SparseC-AFM: a deep learning method for fast and accurate characterization of MoS$_2$ with C-AFM
Levi Harris, Md Jayed Hossain, Mufan Qiu, Ruichen Zhang, Pingchuan Ma, Tianlong Chen, Jiaqi Gu, Seth Ariel Tongay, Umberto Celano
TL;DR
The paper addresses the bottleneck of slow C-AFM metrology for 2D materials like $MoS_2$ by developing SparseC-AFM, an AI-accelerated workflow that reconstructs full-resolution morphology and current maps from undersampled scans.

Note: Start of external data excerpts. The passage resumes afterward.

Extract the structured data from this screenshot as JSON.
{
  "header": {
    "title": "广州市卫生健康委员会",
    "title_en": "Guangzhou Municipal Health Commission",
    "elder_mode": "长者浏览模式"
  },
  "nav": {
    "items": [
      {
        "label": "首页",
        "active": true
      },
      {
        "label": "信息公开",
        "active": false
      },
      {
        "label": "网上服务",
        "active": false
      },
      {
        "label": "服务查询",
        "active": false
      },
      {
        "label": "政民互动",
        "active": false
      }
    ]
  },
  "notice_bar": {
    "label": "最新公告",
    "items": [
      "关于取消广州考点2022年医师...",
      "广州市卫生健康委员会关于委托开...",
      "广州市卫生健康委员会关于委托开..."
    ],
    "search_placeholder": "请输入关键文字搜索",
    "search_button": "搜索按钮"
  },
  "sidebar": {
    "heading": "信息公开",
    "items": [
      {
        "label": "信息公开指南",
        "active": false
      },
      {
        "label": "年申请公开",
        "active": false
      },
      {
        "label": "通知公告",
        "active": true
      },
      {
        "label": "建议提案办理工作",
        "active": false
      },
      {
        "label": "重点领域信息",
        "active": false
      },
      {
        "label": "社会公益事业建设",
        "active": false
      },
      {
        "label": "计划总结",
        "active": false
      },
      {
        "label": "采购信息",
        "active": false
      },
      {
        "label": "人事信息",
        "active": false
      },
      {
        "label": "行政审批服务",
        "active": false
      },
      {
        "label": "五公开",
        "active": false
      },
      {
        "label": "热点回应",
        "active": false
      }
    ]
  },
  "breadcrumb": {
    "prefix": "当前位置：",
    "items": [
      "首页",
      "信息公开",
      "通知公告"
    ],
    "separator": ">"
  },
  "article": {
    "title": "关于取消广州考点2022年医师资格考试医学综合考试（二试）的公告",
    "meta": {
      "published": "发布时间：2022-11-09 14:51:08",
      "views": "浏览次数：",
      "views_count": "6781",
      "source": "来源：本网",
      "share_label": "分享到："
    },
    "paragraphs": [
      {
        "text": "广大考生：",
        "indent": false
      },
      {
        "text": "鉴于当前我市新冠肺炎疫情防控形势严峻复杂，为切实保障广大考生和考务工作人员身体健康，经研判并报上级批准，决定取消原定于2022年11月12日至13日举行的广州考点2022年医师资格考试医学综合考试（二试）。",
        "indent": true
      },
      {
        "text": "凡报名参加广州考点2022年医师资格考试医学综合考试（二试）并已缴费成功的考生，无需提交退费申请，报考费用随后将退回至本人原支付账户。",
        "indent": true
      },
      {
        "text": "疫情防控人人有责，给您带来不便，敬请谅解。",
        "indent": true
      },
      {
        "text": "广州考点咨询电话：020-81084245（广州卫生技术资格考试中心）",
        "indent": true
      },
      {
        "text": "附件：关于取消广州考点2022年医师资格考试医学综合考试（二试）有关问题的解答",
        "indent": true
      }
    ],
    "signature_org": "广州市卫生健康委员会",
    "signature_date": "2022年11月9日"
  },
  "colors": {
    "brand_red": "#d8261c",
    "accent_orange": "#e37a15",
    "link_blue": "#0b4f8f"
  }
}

The method uses a SwinIR-based upsampling network to achieve up to $11\times$ faster data acquisition with preserved electrical-property predictions, demonstrated across sparsity factors up to $\times64$. It outperforms prior sparse AFM approaches in reconstruction quality (PSNR/SSIM) while maintaining key metrics such as film coverage and defect density, enabling reliable material characterization. The approach is non-intrusive and generalizable, offering a practical path for industrial 2D-material metrology, with code and weights available at GitHub.
Abstract
The increasing use of two-dimensional (2D) materials in nanoelectronics demands robust metrology techniques for electrical characterization, especially for large-scale production. While atomic force microscopy (AFM) techniques like conductive AFM (C-AFM) offer high accuracy, they suffer from slow data acquisition speeds due to the raster scanning process. To address this, we introduce SparseC-AFM, a deep learning model that rapidly and accurately reconstructs conductivity maps of 2D materials like MoS$_2$ from sparse C-AFM scans. Our approach is robust across various scanning modes, substrates, and experimental conditions. We report a comparison between (a) classic flow implementation, where a high pixel density C-AFM image (e.g., 15 minutes to collect) is manually parsed to extract relevant material parameters, and (b) our SparseC-AFM method, which achieves the same operation using data that requires substantially less acquisition time (e.g., under 5 minutes). SparseC-AFM enables efficient extraction of critical material parameters in MoS$_2$, including film coverage, defect density, and identification of crystalline island boundaries, edges, and cracks. We achieve over 11x reduction in acquisition time compared to manual extraction from a full-resolution C-AFM image. Moreover, we demonstrate that our model-predicted samples exhibit remarkably similar electrical properties to full-resolution data gathered using classic-flow scanning. This work represents a significant step toward translating AI-assisted 2D material characterization from laboratory research to industrial fabrication. Code and model weights are available at github.com/UNITES-Lab/sparse-cafm.